Bug 2 gives the following errors:

========================================================================================
Running tests/test_io_fields
========================================================================================
/home/beta/Programming/Nim/constantine/tests/test_io_fields.nim(19, 9) template/generic instantiation of `suite` from here
/home/beta/Programming/Nim/constantine/tests/test_io_fields.nim(20, 10) template/generic instantiation of `test` from here
/home/beta/Programming/Nim/constantine/tests/test_io_fields.nim(26, 10) template/generic instantiation of `fromUint` from here
/home/beta/Programming/Nim/constantine/constantine/io/io_fields.nim(29, 6) template/generic instantiation of `fromBig` from here
/home/beta/Programming/Nim/constantine/constantine/arithmetic/finite_fields.nim(64, 11) Error: type mismatch: got <BigInt[61], BigInt[61], BigInt[61], BigInt[61], static[Word](2305843009213693953)>
but expected one of: 
func montyResidue(mres: var BigInt; a, N, r2modN: BigInt; negInvModWord: static Word)
  first type mismatch at position: 5
  required type for negInvModWord: static[Word]
  but expression '2305843009213693953' is of type: static[Word](2305843009213693953)

Trying to reduce it to a minimal example makes it disappear ...

import macros

type Word = distinct uint64
const WordBitSize = 63

func wordsRequired*(bits: int): int {.compileTime.} =
  (bits + WordBitSize - 1) div WordBitSize

type
  BigInt*[bits: static int] = object
    bitLength: uint32
    limbs: array[bits.wordsRequired, Word]

  Curve = enum
    BN254
    BLS12_381

const CurveBitSize = [
  BN254: 254,
  BLS12_381: 381
]

template matchingBigInt(C: static Curve): untyped =
  # Need template indirection to avoid a sigmatch bug
  BigInt[CurveBitSize[C]]

type
  FiniteField*[C: static enum] = object
    big: matchingBigInt(C)

const BN254_Modulus = BigInt[254]()
const BN254_NegInvModWord = Word(2305843009213693953)

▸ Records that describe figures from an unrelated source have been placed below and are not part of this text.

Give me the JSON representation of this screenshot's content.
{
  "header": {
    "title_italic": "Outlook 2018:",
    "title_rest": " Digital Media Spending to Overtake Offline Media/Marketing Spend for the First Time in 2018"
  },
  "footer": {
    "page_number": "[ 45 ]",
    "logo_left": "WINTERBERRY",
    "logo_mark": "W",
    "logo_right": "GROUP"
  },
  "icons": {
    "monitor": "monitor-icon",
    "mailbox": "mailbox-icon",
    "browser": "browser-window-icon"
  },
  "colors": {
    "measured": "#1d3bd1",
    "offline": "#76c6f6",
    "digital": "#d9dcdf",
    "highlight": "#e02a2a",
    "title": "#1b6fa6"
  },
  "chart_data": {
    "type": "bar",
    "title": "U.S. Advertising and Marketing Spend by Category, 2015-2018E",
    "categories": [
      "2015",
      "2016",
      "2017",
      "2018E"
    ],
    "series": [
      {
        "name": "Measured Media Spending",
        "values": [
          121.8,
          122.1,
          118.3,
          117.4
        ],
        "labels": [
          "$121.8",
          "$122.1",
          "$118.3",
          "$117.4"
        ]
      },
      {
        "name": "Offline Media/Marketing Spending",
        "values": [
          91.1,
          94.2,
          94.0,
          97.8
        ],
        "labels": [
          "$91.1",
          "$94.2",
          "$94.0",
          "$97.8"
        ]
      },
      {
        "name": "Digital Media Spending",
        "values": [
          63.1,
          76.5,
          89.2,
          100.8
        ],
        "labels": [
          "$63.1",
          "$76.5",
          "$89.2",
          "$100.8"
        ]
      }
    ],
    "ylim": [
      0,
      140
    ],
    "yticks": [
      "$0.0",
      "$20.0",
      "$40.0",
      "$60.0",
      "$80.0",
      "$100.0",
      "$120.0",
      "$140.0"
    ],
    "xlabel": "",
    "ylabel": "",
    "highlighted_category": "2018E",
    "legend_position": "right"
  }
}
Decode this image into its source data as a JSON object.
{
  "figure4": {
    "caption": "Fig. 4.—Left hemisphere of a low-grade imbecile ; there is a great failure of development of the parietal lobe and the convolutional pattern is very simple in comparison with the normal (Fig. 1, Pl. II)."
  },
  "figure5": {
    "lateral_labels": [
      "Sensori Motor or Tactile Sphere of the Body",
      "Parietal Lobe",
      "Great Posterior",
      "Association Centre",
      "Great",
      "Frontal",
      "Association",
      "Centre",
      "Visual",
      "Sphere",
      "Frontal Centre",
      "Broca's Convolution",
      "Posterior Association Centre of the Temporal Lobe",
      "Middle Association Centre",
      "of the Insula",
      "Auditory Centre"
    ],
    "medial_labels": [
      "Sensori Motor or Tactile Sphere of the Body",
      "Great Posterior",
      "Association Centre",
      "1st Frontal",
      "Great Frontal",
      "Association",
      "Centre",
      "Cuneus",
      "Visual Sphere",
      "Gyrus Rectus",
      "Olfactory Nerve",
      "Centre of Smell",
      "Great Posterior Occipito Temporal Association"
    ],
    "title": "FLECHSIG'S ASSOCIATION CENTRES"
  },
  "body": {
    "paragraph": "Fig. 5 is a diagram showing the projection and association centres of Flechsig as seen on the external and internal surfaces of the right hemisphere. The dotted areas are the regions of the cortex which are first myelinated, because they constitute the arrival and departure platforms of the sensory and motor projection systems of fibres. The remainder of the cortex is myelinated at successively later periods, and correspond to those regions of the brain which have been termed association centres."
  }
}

{.experimental: "dynamicBindSym".}

macro getModulus(C: static Curve): untyped =
  result = bindSym($C & "_Modulus")

macro getNegInvModWord(C: static Curve): untyped =
  result = bindSym($C & "_NegInvModWord")

func foo(mres: var BigInt, a, N: BigInt, negInvModWord: static Word) =
  discard

func bar(r: var FiniteField, a: FiniteField) =
  foo(r.big, a.big, a.C.getModulus(), a.C.getNegInvModWord())

var r: FiniteField[BN254]
let a = FiniteField[BN254]()

bar(r, a)
mratsim commented 4 years ago

Closing, even if it's fixed upstream, we are not trying to write a generic all-purpose finite field libraries.

Only supporting preconfigured moduli as like today is enough.